Episode 126 - GluuFederation/identerati-office-hours GitHub Wiki

Title: Personas: The Next Security+UX Control We Need for Identity?

Channels

Description

Humans are inherently complex creatures. Eve and Jacob suggest that using login accounts in a traditional fashion to solve access challenges is failing to address the challenges of protecting, connecting, and respecting users of online systems. Purposeful alignment of account usage to the different “characters” people assume online — personas — must not just involve issuing a user new credentials for each one. Instead, they propose a way to define a persona construct that can meaningfully refine security and experiential requirements for each system and each human being. Is this a viable approach? Let’s discuss.

Homework

Takeaways

  • ⚡ “First party fraud” or “credential abuse” are both names for things that happen when people are successfully authenticated, but are able to do something that would violate business intent or risk tolerance, even if technically permitted by current policy.”

  • ⚡ Web and mobile UX developers should adapt user interfaces to make it easier for people to understand the capabilities of their current persona. For example, the UX of a bank website might inactivate transfers of more then 80% of funds, and provide an alternate link "Request Funds Transfer" that explains all secondary account holders wait 24 hours to approve a transaction of this size.

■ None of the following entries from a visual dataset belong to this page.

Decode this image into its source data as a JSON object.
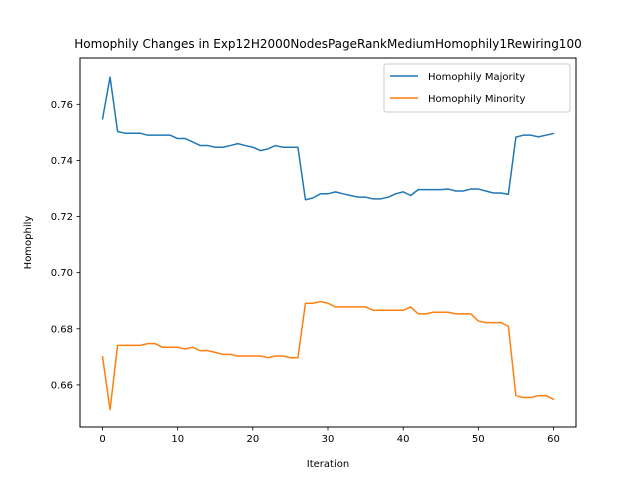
{
  "chart_data": {
    "type": "line",
    "title": "Homophily Changes in Exp12H2000NodesPageRankMediumHomophily1Rewiring100",
    "xlabel": "Iteration",
    "ylabel": "Homophily",
    "xlim": [
      -3,
      63
    ],
    "ylim": [
      0.645,
      0.7765
    ],
    "xticks": [
      0,
      10,
      20,
      30,
      40,
      50,
      60
    ],
    "yticks": [
      0.66,
      0.68,
      0.7,
      0.72,
      0.74,
      0.76
    ],
    "ytick_labels": [
      "0.66",
      "0.68",
      "0.70",
      "0.72",
      "0.74",
      "0.76"
    ],
    "grid": false,
    "legend": "top-right",
    "x": [
      0,
      1,
      2,
      3,
      4,
      5,
      6,
      7,
      8,
      9,
      10,
      11,
      12,
      13,
      14,
      15,
      16,
      17,
      18,
      19,
      20,
      21,
      22,
      23,
      24,
      25,
      26,
      27,
      28,
      29,
      30,
      31,
      32,
      33,
      34,
      35,
      36,
      37,
      38,
      39,
      40,
      41,
      42,
      43,
      44,
      45,
      46,
      47,
      48,
      49,
      50,
      51,
      52,
      53,
      54,
      55,
      56,
      57,
      58,
      59,
      60
    ],
    "series": [
      {
        "name": "Homophily Majority",
        "color": "#1f77b4",
        "values": [
          0.7548,
          0.7697,
          0.7503,
          0.7497,
          0.7497,
          0.7497,
          0.749,
          0.749,
          0.749,
          0.749,
          0.7478,
          0.7478,
          0.7466,
          0.7453,
          0.7453,
          0.7447,
          0.7447,
          0.7453,
          0.746,
          0.7453,
          0.7447,
          0.7435,
          0.7441,
          0.7453,
          0.7447,
          0.7447,
          0.7447,
          0.726,
          0.7266,
          0.7281,
          0.7281,
          0.7288,
          0.7281,
          0.7275,
          0.7269,
          0.7269,
          0.7263,
          0.7263,
          0.7269,
          0.7281,
          0.7288,
          0.7275,
          0.7296,
          0.7296,
          0.7296,
          0.7296,
          0.7298,
          0.7291,
          0.7291,
          0.7298,
          0.7298,
          0.7291,
          0.7284,
          0.7284,
          0.7279,
          0.7483,
          0.749,
          0.749,
          0.7484,
          0.749,
          0.7496
        ]
      },
      {
        "name": "Homophily Minority",
        "color": "#ff7f0e",
        "values": [
          0.67,
          0.6512,
          0.6741,
          0.6741,
          0.6741,
          0.6741,
          0.6747,
          0.6747,
          0.6734,
          0.6734,
          0.6734,
          0.6728,
          0.6734,
          0.6722,
          0.6722,
          0.6716,
          0.6709,
          0.6709,
          0.6703,
          0.6703,
          0.6703,
          0.6703,
          0.6697,
          0.6703,
          0.6703,
          0.6697,
          0.6697,
          0.6891,
          0.6891,
          0.6897,
          0.6891,
          0.6878,
          0.6878,
          0.6878,
          0.6878,
          0.6878,
          0.6866,
          0.6866,
          0.6866,
          0.6866,
          0.6866,
          0.6878,
          0.6853,
          0.6853,
          0.6859,
          0.6859,
          0.6859,
          0.6853,
          0.6853,
          0.6853,
          0.6828,
          0.6822,
          0.6822,
          0.6822,
          0.6809,
          0.6562,
          0.6555,
          0.6555,
          0.6562,
          0.6562,
          0.6549
        ]
      }
    ]
  }
}
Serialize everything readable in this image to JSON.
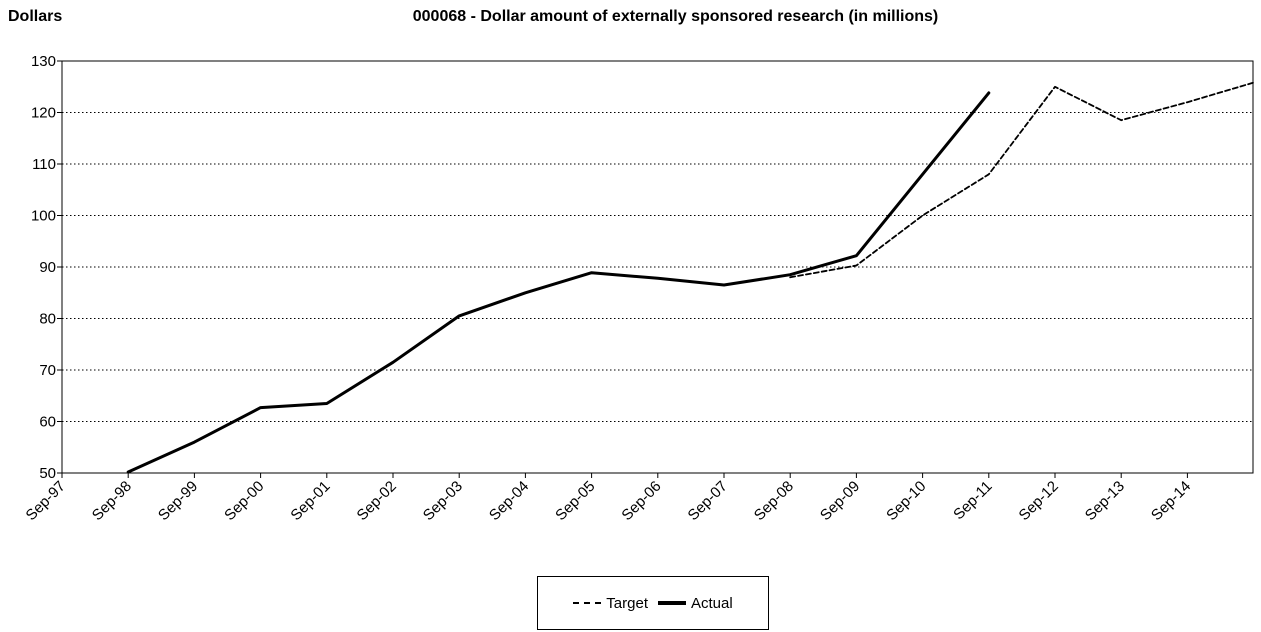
{
  "chart_data": {
    "type": "line",
    "title": "000068 - Dollar amount of externally sponsored research (in millions)",
    "ylabel": "Dollars",
    "xlabel": "",
    "ylim": [
      50,
      130
    ],
    "yticks": [
      50,
      60,
      70,
      80,
      90,
      100,
      110,
      120,
      130
    ],
    "categories": [
      "Sep-97",
      "Sep-98",
      "Sep-99",
      "Sep-00",
      "Sep-01",
      "Sep-02",
      "Sep-03",
      "Sep-04",
      "Sep-05",
      "Sep-06",
      "Sep-07",
      "Sep-08",
      "Sep-09",
      "Sep-10",
      "Sep-11",
      "Sep-12",
      "Sep-13",
      "Sep-14"
    ],
    "grid": "horizontal-dotted",
    "legend": "bottom-center",
    "series": [
      {
        "name": "Target",
        "style": "dashed",
        "points": [
          {
            "x": "Sep-08",
            "y": 88
          },
          {
            "x": "Sep-09",
            "y": 90.3
          },
          {
            "x": "Sep-10",
            "y": 100
          },
          {
            "x": "Sep-11",
            "y": 108
          },
          {
            "x": "Sep-12",
            "y": 125
          },
          {
            "x": "Sep-13",
            "y": 118.5
          },
          {
            "x": "Sep-14",
            "y": 122
          },
          {
            "x": "Sep-15",
            "y": 125.8
          }
        ]
      },
      {
        "name": "Actual",
        "style": "solid",
        "points": [
          {
            "x": "Sep-98",
            "y": 50.2
          },
          {
            "x": "Sep-99",
            "y": 56
          },
          {
            "x": "Sep-00",
            "y": 62.7
          },
          {
            "x": "Sep-01",
            "y": 63.5
          },
          {
            "x": "Sep-02",
            "y": 71.5
          },
          {
            "x": "Sep-03",
            "y": 80.5
          },
          {
            "x": "Sep-04",
            "y": 85
          },
          {
            "x": "Sep-05",
            "y": 88.9
          },
          {
            "x": "Sep-06",
            "y": 87.8
          },
          {
            "x": "Sep-07",
            "y": 86.5
          },
          {
            "x": "Sep-08",
            "y": 88.5
          },
          {
            "x": "Sep-09",
            "y": 92.2
          },
          {
            "x": "Sep-10",
            "y": 108
          },
          {
            "x": "Sep-11",
            "y": 123.8
          }
        ]
      }
    ]
  }
}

  • ⚡ Enterprises need to express policies that deny a capability if it violates a "separation-of-personas" policy--similar to how certain business roles might require segregation of duties. Could Cedar policy analysis enable enterprises to prove these persona based universal statements?

  • ⚡ Issuing people more credentials is not the answer. This is a waste of money, has a terrible end user experience, and makes us less secure. You also lose the ability to correlate the person with his other actions from an ITDR perspective--at the end of the day, it's actually one person.

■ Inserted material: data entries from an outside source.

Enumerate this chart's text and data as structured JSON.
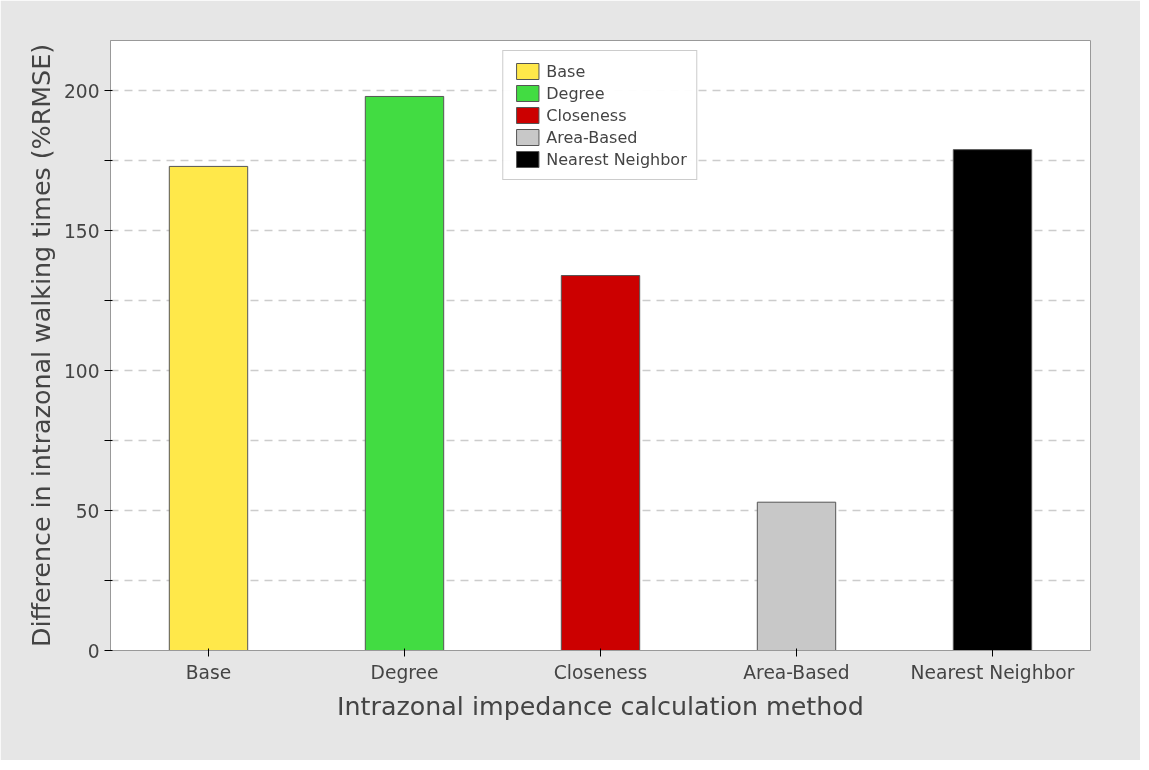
{
  "chart_data": {
    "type": "bar",
    "xlabel": "Intrazonal impedance calculation method",
    "ylabel": "Difference in intrazonal walking times (%RMSE)",
    "categories": [
      "Base",
      "Degree",
      "Closeness",
      "Area-Based",
      "Nearest Neighbor"
    ],
    "series": [
      {
        "name": "Base",
        "color": "#ffe84a",
        "values": [
          173,
          null,
          null,
          null,
          null
        ]
      },
      {
        "name": "Degree",
        "color": "#42dc42",
        "values": [
          null,
          198,
          null,
          null,
          null
        ]
      },
      {
        "name": "Closeness",
        "color": "#cc0000",
        "values": [
          null,
          null,
          134,
          null,
          null
        ]
      },
      {
        "name": "Area-Based",
        "color": "#c8c8c8",
        "values": [
          null,
          null,
          null,
          53,
          null
        ]
      },
      {
        "name": "Nearest Neighbor",
        "color": "#000000",
        "values": [
          null,
          null,
          null,
          null,
          179
        ]
      }
    ],
    "ylim": [
      0,
      218
    ],
    "yticks": [
      0,
      {
        "value": 25,
        "label": null
      },
      50,
      {
        "value": 75,
        "label": null
      },
      100,
      {
        "value": 125,
        "label": null
      },
      150,
      {
        "value": 175,
        "label": null
      },
      200
    ],
    "grid": "y",
    "legend": "top"
  }
}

  • ⚡ Mike thinks personas are an important new entity that we need to model. What infrastructure would issue a token to assert a Persona? What kind of token would that even be, e.g. is it an OAuth transaction token? What is the schema of that token, and how would industries extend the schema for their business-specific requirements? How would personas map to each other, to assets, and to other entities, like organizations, AI agents, or other software entities? What would the trust model be, e.g. how could front end applications know they can trust these persona tokens? Is the glue made out of Cedar? All these are outstanding questions.